Przypadkiem podsłuchałam rozmowę mojego chłopaka z jego najlepszym przyjacielem. „Dziś jest wielki dzień! – mówił. – Powiem jej wreszcie, że ją kocham!”. Nawet nie wiecie, jak bardzo się ucieszyłam. Czekałam na tę chwilę od dawna i też bardzo chciałam mu powiedzieć, jak głębokim uczuciem go darzę. „No dobra – usłyszałam głos jego przyjaciela – ale co teraz zrobisz z Moniką?”.
Ja jestem Monika.
Dodaj anonimowe wyznanie
Ja chyba jestem starsza, niż sądziłam, bo za moich czasów najpierw ludzie wyznawali sobie, że coś do siebie czują głębszego niż koleżeństwo, a dopiero po tym stawali się parą...
Dokładnie.
Jak oni stali się parą? Po seansie i wspólnym cappuccino?
Pewnie autorka ma na myśli to, że parą zostaje się, gdy ludzie bardzo się lubią i czują do siebie jakieś przyciąganie. Miłość wyznaje się po jakimś czasie bycia w związku, czy nie tak?
@didja Można "mieć chłopaka" po tygodniu rozmów na komunikatorze i dwóch spotkaniach na żywo.

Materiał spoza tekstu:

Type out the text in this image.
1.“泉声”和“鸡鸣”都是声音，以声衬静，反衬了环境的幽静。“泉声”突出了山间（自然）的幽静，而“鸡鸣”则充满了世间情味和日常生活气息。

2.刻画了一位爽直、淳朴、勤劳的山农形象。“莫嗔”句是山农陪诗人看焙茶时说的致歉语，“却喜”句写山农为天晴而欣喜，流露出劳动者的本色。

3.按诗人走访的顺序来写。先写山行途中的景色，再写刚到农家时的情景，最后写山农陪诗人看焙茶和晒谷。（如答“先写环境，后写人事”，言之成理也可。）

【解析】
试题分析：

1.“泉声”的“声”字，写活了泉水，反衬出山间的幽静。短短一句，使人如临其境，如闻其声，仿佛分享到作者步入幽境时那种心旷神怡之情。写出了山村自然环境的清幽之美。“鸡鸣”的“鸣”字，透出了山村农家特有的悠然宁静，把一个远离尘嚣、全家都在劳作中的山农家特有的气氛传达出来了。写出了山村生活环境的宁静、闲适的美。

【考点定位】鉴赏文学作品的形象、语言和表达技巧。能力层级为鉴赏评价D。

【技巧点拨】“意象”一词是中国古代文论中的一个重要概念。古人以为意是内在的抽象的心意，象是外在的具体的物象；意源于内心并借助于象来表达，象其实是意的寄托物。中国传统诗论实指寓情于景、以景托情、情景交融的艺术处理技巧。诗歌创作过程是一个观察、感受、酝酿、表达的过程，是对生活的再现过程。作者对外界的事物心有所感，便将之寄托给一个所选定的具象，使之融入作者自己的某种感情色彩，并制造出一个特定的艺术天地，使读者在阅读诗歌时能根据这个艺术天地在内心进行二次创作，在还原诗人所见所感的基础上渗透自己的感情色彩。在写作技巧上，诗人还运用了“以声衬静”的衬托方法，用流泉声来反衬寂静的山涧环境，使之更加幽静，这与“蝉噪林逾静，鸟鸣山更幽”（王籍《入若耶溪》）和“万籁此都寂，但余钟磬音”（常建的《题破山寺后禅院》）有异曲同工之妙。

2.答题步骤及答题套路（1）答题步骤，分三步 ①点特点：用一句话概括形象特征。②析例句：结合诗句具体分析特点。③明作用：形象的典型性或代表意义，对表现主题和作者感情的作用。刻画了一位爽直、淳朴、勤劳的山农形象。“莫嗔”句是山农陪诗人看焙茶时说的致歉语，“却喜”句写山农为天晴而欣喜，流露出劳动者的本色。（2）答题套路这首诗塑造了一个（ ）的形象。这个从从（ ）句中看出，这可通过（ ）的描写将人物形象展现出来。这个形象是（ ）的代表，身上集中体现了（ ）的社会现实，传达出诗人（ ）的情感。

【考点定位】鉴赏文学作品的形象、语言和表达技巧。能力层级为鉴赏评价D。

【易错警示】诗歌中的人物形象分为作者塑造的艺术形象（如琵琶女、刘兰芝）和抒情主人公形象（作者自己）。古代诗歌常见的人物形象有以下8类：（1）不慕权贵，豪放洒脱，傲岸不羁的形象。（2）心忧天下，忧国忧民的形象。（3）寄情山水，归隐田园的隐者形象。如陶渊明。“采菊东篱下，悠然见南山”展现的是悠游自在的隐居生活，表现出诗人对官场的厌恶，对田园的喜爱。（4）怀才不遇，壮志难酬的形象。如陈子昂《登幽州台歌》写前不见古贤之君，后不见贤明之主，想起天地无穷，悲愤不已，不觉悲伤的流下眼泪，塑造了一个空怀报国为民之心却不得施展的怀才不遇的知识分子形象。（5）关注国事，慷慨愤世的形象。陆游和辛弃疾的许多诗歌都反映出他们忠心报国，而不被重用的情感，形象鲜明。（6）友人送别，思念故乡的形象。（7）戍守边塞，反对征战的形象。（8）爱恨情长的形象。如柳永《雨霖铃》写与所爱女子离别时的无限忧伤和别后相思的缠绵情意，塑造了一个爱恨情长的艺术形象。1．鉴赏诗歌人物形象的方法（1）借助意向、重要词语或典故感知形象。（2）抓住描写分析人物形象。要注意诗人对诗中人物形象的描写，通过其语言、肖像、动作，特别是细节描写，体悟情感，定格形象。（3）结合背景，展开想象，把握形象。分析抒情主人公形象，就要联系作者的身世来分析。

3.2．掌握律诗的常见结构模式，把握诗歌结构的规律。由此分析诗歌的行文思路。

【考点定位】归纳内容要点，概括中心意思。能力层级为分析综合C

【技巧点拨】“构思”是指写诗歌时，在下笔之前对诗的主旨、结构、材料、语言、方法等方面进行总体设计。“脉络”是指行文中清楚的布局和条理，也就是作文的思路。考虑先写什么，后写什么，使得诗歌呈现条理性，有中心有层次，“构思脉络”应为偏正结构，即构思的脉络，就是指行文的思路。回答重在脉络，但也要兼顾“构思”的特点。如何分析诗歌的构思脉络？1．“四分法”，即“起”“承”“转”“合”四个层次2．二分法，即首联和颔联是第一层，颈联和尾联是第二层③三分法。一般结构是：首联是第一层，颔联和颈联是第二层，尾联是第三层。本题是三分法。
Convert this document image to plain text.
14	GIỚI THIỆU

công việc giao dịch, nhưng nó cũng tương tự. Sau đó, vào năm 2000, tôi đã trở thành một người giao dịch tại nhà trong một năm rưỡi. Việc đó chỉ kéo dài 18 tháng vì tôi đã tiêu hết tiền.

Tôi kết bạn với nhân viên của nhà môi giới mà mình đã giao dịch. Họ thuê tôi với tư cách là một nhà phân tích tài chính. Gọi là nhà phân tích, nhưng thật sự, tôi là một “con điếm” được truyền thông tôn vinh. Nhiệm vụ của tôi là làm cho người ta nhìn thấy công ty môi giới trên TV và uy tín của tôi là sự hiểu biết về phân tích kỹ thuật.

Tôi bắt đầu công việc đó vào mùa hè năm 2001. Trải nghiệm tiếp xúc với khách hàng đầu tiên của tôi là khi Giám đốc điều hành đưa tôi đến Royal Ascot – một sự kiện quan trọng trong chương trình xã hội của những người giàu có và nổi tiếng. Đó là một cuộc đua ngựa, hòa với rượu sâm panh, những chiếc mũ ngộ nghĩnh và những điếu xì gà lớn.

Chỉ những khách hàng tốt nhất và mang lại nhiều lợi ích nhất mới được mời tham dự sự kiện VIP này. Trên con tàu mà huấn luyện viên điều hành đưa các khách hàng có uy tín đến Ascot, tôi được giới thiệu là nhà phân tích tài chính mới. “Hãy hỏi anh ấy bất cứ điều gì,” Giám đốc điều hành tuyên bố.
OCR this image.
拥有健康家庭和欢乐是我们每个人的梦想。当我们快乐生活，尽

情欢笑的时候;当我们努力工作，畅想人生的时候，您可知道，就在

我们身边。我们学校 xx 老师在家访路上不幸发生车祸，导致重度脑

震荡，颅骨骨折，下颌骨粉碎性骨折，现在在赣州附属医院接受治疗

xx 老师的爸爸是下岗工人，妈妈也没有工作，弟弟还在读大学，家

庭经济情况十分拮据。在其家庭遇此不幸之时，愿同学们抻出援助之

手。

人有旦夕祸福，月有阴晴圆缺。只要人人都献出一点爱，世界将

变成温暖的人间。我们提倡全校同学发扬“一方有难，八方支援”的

A potem taki "mój chłopak" nie poznaje "swojej" dziewczyny, kiedy przypadkiem spotkają się na mieście. Poczytaj: #fEl9x
@karolyfer Jeśli na tych spotkaniach była w pełnym kamuflażu, to w trybie "zwykły dzień" można nie poznać. Może też być trochę też niezręcznie poznawać żonę z dziewczyną. :-D
Nie znam nikogo, kto najpierw powiedziałby komuś, że go kocha (w tych słowach), a dopiero potem wszedł w związek. Z reguły to wyznanie miłości pojawia się trochę później. A współcześnie to już w ogóle ludzie się najpierw "spotykają", ale jeszcze nie są w związku, potem są jeszcze jakieś inne etapy, ale szczerze mówiąc nie orientuje się
Jeżeli mamy przypadek że para była przyjaciółmi i potem ktoś wyznał miłość, to tak. W takim wypadku związek może się zacząć od wyznania miłości
Natomiast w innej sytuacji takie wyznanie miłości do kogoś kogo ledwo znasz jest wręcz przytłaczające i raczej płytkie. Naprawdę za dużo komedii romantycznych i romantycznych powieści.
Żeby zostać parą wystarczy, że się dobrze dogadujecie i chcecie być razem. Może a nawet powinno temu towarzyszyć jakieś zauroczenie. Natomiast dla mnie żeby była miłość to musi być zaufanie i bliskość. Czasem się to buduje szybciej czasem wolniej.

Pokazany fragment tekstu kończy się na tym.